Human beings don’t just know something, we also know that we know it. What we know (mind) may change as to
improvement, but the awareness that
we know (self) is not a matter of improvement or gradation, it is a matter of
“either/or;” it is a matter of “asleep to it or awake to it.”
Another way of referring to the
self is to think of it as “self awareness”,as being awake to yourself and what
thoughts (including meditations) are bouncing around in your mind.
The point of this passage is that
meditation should be done by the “self” not the mind. In a way, depression is a
meditation that the mind does and the person erroneously thinks that the
depressive thought pattern is somehow their reality, that it is their self that
is suffering.

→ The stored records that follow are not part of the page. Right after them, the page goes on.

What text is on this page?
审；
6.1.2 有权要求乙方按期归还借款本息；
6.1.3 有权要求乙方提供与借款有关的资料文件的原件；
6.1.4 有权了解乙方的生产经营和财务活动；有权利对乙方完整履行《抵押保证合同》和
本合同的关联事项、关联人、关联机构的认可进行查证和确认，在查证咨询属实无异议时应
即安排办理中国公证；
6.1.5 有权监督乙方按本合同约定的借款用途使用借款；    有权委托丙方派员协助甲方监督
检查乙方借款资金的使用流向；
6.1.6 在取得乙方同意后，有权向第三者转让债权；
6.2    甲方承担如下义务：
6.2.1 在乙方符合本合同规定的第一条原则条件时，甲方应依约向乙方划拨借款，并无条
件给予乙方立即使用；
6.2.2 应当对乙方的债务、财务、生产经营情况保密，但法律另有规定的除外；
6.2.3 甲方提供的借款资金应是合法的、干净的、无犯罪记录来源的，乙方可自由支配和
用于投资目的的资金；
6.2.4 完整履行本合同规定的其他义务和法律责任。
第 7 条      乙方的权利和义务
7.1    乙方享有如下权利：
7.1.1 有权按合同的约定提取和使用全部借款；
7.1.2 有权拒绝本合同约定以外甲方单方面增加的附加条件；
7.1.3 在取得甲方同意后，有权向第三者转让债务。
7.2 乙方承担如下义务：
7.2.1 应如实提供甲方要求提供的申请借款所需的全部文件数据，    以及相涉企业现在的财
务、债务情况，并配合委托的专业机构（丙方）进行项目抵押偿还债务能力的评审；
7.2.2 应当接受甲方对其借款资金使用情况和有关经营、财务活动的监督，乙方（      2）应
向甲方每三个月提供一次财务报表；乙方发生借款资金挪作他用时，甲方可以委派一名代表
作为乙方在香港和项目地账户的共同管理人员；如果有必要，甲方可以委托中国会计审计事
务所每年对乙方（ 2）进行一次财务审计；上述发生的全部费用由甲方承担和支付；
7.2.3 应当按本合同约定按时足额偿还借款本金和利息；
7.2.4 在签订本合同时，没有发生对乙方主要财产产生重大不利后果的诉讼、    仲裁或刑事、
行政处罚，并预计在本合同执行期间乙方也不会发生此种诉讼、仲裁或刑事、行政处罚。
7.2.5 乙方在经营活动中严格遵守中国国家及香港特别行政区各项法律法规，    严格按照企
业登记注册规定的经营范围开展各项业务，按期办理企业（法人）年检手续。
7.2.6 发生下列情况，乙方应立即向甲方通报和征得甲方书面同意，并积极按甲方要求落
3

Which isn’t true because your “self” can actually meditate on
your depression without suffering at all.
But if your “self” is not
meditating on your depression, and it is just your mind meditating on your
depression, your depression can become a “disorder” instead of a momentary and
habitual thought pattern of downer thoughts that triggers automatically due to
the accidental triggering of the fight-or-flight response (fear.)
Referring to Goethe’s quote: In just such a
way a person can think that what they are meditating on is reality. Meditation
done properly is done by the “self” observing what the mind is meditating on.
Goethe is referring to the meditation done by the mind and not properly
observed by the “self.”
If this explanation isn’t working
for you, you can ask more questions and I will try again.